08/07/2025
Defects in Developing Embryos: The mechanism for this concern actually comes from multiple consequences of a mutated MTHFR enzyme. Developing embryos may be adversely affected by toxic levels of homocysteine that result from MTHFR mutations. Altered DNA methylation may also have direct negative effects on gene expression and DNA synthesis. The main concerns here are neural tube defects and other midline defects such as cleft palate, although they are not the only ones. Noteworthy research includes a study from Ireland showing that 26% of all neural tube defects were related to either the homozygous or heterozygous MTHFR mutations (Kirke, P. et al. BMJ.2004;328:1535-1536)
Additionally, a 2.6-fold increase in the frequency of the MTHFR C677T polymorphism has been observed in the mothers of Down Syndrome patients in South India (Cyril, C. et al. Indian J Hum Genet. 2009; 15(2): 60-64).
A very recent meta-analysis supports the association between recurrent pregnancy loss (RPL) and the C677T genotype in Asians, although this association was not found in Caucasians (Wu, X. Genet Test Mol Biomarkers.2012 Feb 7).
Congenital heart disease (CHD) in children has also been linked to MTHFR gene mutations in either the mother or the child, although a complete analysis and conclusion is still unclear. One of the more recent studies however, did find a clear relationship between CHD and MTHFR mutations (Garcia-Fragoso, L. et al. Int J Genet Mol Biol. 2010; 2(3): 43–47).
“The prevalence of the TT polymorphism was higher in mothers (22%) than in controls (10%). Compound heterozygosity for both polymorphisms was 3.7 times more common in children with CHD than in the newborn controls. Mothers of children with CHD were more likely to be compound heterozygotes”
An interesting question in relation to embryonic development is whether it is the MTHFR mutation in the mother or in the developing child that is the critical determinant in the development of congenital defects. It is certainly possible that both mutations play a role. Further research is certainly needed to shed light on this very important area of prenatal and pregnancy health.
People with an MTHFR variation have issues converting folic acid into the form necessary -- L-methylfolate -- for it to be active in the methylation cycle. This results in a slowing down of methylation, which affects neurotransmitters and the body's ability to detoxify. Stay away from folic adic and (B12)cyanocobalamin. Forms that people with MTHFR have trouble converting folic acid, and b12 cyanocobalamin into forms used by the body.
MTHFR converts 5,10-methylenetetrahydrofolate into the activated form, 5-MTHF or 5-methyltetrahydrofolate. Though this reaction plays a part in many biochemical pathways, it is probably best-known in the context of breaking down the amino acid homocysteine. This process produces methionine and eventually S-Adenosylmethionine (SAMe), a crucial DNA methylator.

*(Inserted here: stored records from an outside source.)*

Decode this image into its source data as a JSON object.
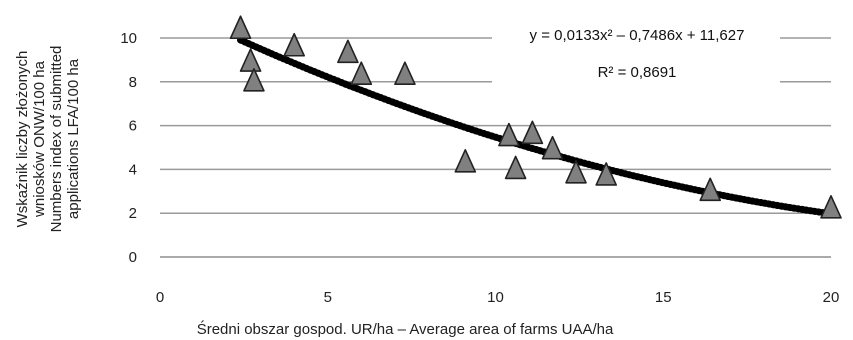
{
  "chart_data": {
    "type": "scatter",
    "title": "",
    "xlabel": "Średni obszar gospod. UR/ha – Average area of farms UAA/ha",
    "ylabel_lines": [
      "Wskaźnik liczby złożonych",
      "wniosków ONW/100 ha",
      "Numbers index of submitted",
      "applications LFA/100 ha"
    ],
    "xlim": [
      0,
      20
    ],
    "ylim": [
      0,
      11
    ],
    "xticks": [
      "0",
      "5",
      "10",
      "15",
      "20"
    ],
    "yticks": [
      "0",
      "2",
      "4",
      "6",
      "8",
      "10"
    ],
    "grid": "horizontal",
    "points": [
      {
        "x": 2.4,
        "y": 10.4
      },
      {
        "x": 2.7,
        "y": 8.9
      },
      {
        "x": 2.8,
        "y": 8.0
      },
      {
        "x": 4.0,
        "y": 9.6
      },
      {
        "x": 5.6,
        "y": 9.3
      },
      {
        "x": 6.0,
        "y": 8.3
      },
      {
        "x": 7.3,
        "y": 8.3
      },
      {
        "x": 9.1,
        "y": 4.3
      },
      {
        "x": 10.4,
        "y": 5.5
      },
      {
        "x": 10.6,
        "y": 4.0
      },
      {
        "x": 11.1,
        "y": 5.6
      },
      {
        "x": 11.7,
        "y": 4.9
      },
      {
        "x": 12.4,
        "y": 3.8
      },
      {
        "x": 13.3,
        "y": 3.7
      },
      {
        "x": 16.4,
        "y": 3.0
      },
      {
        "x": 20.0,
        "y": 2.2
      }
    ],
    "trendline": {
      "type": "polynomial",
      "order": 2,
      "coefficients": [
        0.0133,
        -0.7486,
        11.627
      ],
      "x_range": [
        2.4,
        20.0
      ],
      "equation_text": "y = 0,0133x² – 0,7486x + 11,627",
      "r2_text": "R² = 0,8691"
    },
    "colors": {
      "marker_fill": "#808080",
      "marker_stroke": "#222222",
      "trendline": "#000000",
      "grid": "#9a9a9a"
    }
  }
}
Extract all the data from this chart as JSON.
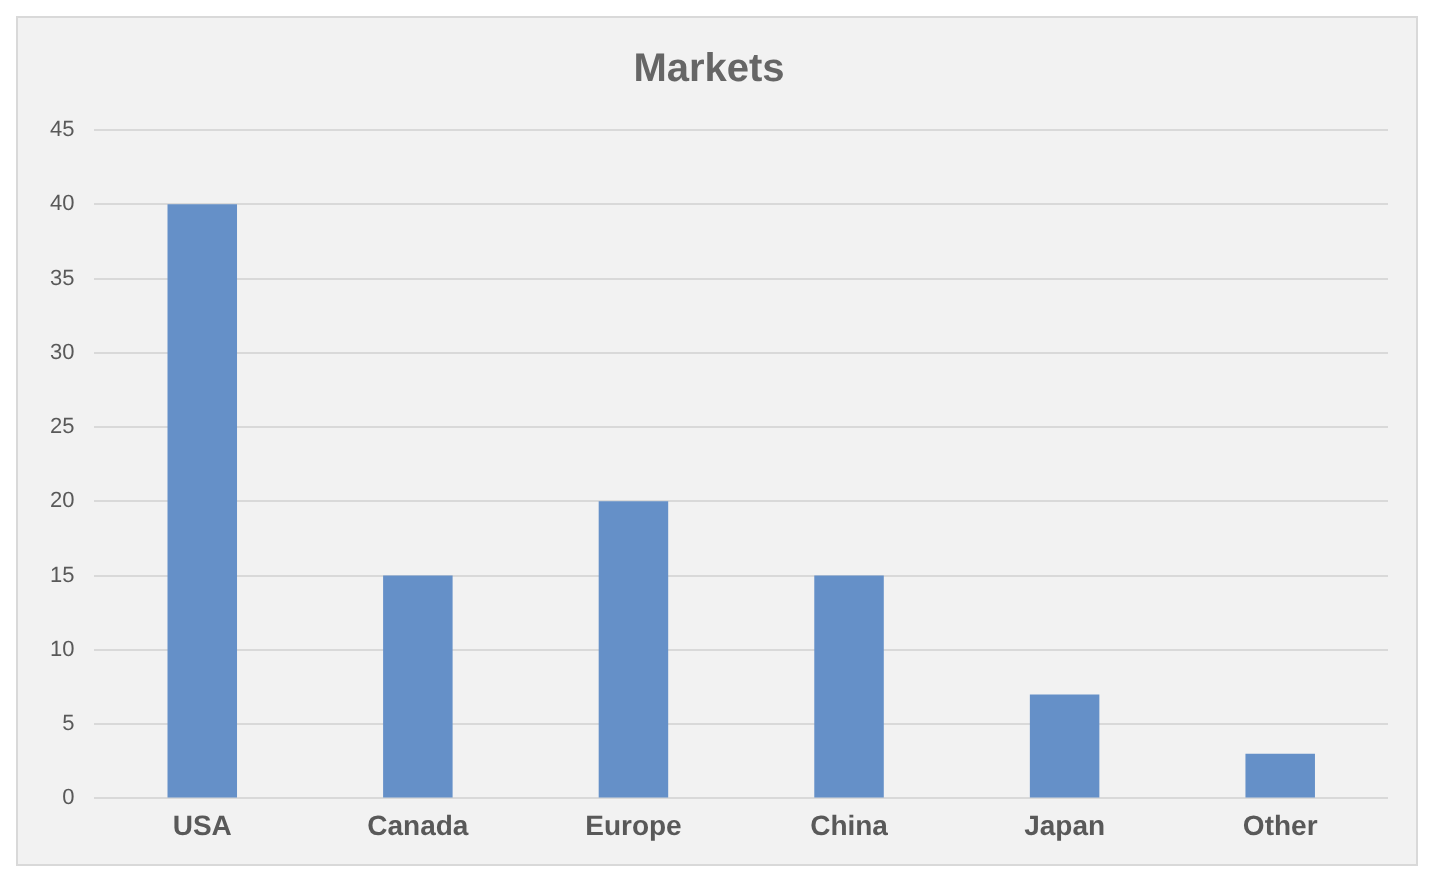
{
  "chart_data": {
    "type": "bar",
    "title": "Markets",
    "categories": [
      "USA",
      "Canada",
      "Europe",
      "China",
      "Japan",
      "Other"
    ],
    "values": [
      40,
      15,
      20,
      15,
      7,
      3
    ],
    "color": "#6590c8",
    "ylim": [
      0,
      45
    ],
    "yticks": [
      0,
      5,
      10,
      15,
      20,
      25,
      30,
      35,
      40,
      45
    ],
    "grid": "y",
    "legend": false
  }
}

Things that are quite common with MTHFR variations: Spina bifida, neural tube defects, autism, Down Syndrome, repeated miscarriage, still born, just to name a few. Which can all be avoided by knowing your MTHFR status, finding a midwife who knows about the subject. Becoming proactive now that you know the root cause, avoiding vitamins and foods fortified with synthetic b vitamins and getting the most out of and organic diet and active methyl donor b vitamins. Being cautious about childhood vaccinations with your children since thimerasol (mercury), formaldahyde and aluminum to name a few of the preservatives, deplete glutathione that we are already lacking and cause brain damage during brain development.
Appropriate DNA methylation is important for proper DNA replication. A disruption in methylation may occur due to a reduction 5-MTHF, which leads to a buildup of homocysteine. This eventually results in a drop in production of S-adenosylhomocysteine (SAMe) - an inhibitor of several methyltransferases.
Individuals with MTHFR mutations have altered DNA methylation, which is associated with changes in gene expression and could potentially influence oncogenic processes. One example is the 2.8-fold increased risk for endometrial cancer in women with the C677T homozygous genotype (Crott, J. et al. Carcinogenesis. 2004; 22(7): 1019-1025).
People with MTHFR should not have the following: No vaccinations of any kind No metal in your body except titanium No metal in your mouth- silver amalgam fillings or metal in bridges No estrogen- birth control or Bio identicals No Tylenol
Be sure to have your midwife or doctor evaluate your vitamin B12 levels and your methylfolate levels. Consider taking active B12 (methylcobalamin/adenosylcobalamin) with Methylfolate (folacin/folate). If you don't know if you have an MTHFR variation and truly can't afford the test, be sure to take prenatal supplements with methylcobalamin/adenosylcobalamin(B12), folcin/folate(B9), no synthetic B-Vitamins!